Я смотрела, как он непринужденно болтает с этой компанией, будто знаком с ними сто лет. Его странная перекошенная осанка сильнее бросалась в глаза, чем когда мы были в походе, но в остальном это был тот же человек, что когда-то сбросил рюкзак на пол церкви, оставив бездомную жизнь за порогом. Уверенный в себе, знающий, кто он, готовый вернуться в нормальную реальность. Если он и не говорил однокурсникам в университете, что раньше был бездомным, то не потому, что боялся их реакции, а потому что был слишком занят учебой и не хотел отвлекаться на посторонние беседы. Со мной все было иначе – я продолжала прятаться в тени.
– Все то же, что и всегда, еда да крыша над головой. Телевизор тоже не помешал бы, а то достали уже разговоры с ними со всеми.
– Могу попозже помочь с едой, в остальном мало что могу сделать. Рэй?
Я подумала о содержимом нашего холодильника и о том, как мало у нас осталось денег. Снова ризотто с горошком.
– Да, без проблем, мы заглянем в продуктовый и что-нибудь вам купим.
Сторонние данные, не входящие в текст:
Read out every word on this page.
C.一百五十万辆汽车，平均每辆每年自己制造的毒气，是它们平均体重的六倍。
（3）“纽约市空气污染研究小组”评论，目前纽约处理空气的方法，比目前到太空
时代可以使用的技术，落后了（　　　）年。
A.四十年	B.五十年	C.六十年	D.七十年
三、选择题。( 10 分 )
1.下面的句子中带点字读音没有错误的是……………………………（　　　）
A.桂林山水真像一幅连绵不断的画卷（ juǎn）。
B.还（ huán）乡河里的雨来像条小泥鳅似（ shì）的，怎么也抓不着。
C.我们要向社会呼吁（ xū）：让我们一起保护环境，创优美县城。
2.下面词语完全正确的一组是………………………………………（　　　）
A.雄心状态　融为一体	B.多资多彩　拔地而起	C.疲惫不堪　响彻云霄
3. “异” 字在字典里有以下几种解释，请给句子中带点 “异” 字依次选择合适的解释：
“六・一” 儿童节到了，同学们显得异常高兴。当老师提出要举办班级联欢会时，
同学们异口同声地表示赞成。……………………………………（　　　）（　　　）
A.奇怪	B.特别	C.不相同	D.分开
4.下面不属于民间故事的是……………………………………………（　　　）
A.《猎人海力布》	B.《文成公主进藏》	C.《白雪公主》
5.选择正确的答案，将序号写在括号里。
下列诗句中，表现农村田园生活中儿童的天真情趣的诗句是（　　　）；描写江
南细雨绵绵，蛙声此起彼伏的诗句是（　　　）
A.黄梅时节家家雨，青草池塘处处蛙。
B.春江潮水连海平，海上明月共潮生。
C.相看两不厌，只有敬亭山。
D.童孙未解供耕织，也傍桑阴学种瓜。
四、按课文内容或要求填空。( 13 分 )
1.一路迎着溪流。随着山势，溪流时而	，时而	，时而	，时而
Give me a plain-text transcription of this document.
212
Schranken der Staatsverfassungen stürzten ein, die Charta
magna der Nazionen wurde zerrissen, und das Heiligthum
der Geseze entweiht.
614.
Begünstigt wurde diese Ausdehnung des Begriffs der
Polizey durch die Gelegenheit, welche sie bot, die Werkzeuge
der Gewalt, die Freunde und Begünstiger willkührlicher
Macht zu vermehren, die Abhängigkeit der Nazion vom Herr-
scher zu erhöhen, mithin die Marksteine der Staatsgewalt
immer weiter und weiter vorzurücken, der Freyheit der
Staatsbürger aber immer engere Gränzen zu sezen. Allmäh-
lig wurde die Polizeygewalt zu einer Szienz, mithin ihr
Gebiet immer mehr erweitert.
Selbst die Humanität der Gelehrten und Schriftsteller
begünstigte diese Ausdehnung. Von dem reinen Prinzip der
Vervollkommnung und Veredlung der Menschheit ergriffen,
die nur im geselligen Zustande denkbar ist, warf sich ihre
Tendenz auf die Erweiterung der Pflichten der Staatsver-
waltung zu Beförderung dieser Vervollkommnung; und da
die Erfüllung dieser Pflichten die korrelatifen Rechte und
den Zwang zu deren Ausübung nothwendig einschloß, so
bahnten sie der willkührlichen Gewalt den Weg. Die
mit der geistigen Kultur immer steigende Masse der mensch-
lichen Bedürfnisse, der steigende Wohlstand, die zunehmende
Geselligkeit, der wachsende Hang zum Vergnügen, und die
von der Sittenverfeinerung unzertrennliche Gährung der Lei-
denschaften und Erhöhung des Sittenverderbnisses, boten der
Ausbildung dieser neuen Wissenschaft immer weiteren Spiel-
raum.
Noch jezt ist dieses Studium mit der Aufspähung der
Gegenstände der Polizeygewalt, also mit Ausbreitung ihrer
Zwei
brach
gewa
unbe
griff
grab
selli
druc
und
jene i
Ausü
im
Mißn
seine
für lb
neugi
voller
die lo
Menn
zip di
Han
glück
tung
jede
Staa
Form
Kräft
Мы вернулись к ним с продуктами, о которых мечтали сами, когда неделями питались только копеечной вермишелью: хлебом, фруктами, сыром и парой пирожков. Я спрятала пустую сумку и наконец задала вопрос, который свербел у меня в голове, пока я сидела в церкви, невидимая для мира.
– Если бы кто-то из вас нашел дом, перебрался туда и снова зажил нормальной жизнью, как думаете, это было бы трудно? Не в смысле трудно платить по счетам и искать работу, я сейчас не о практической стороне. Каково было бы поселиться в доме после долгого пребывания на улице? И как насчет других людей – легко вам было бы вернуться к нормальной жизни, общаться с людьми так же, как до обитания на улице?
Мот обернулся ко мне со смесью жалости и раздражения на лице.
– Я уже давно живу то на улице, то в доме, – охотно отозвался пожилой мужчина в мягкой шляпе, хозяин коричневой собаки, которая облизывала мои щиколотки. – Не в своем собственном, но когда подворачивается возможность, я ночую по знакомым. Мне нравится комфорт; если можно укрыться от дождя, то я только за. Но на улице есть особая свобода, и когда я ночую в лесу, у меня есть чувство, что я на своем месте. Там, где должен быть. А вот другие люди – е-мое, это совсем другое дело.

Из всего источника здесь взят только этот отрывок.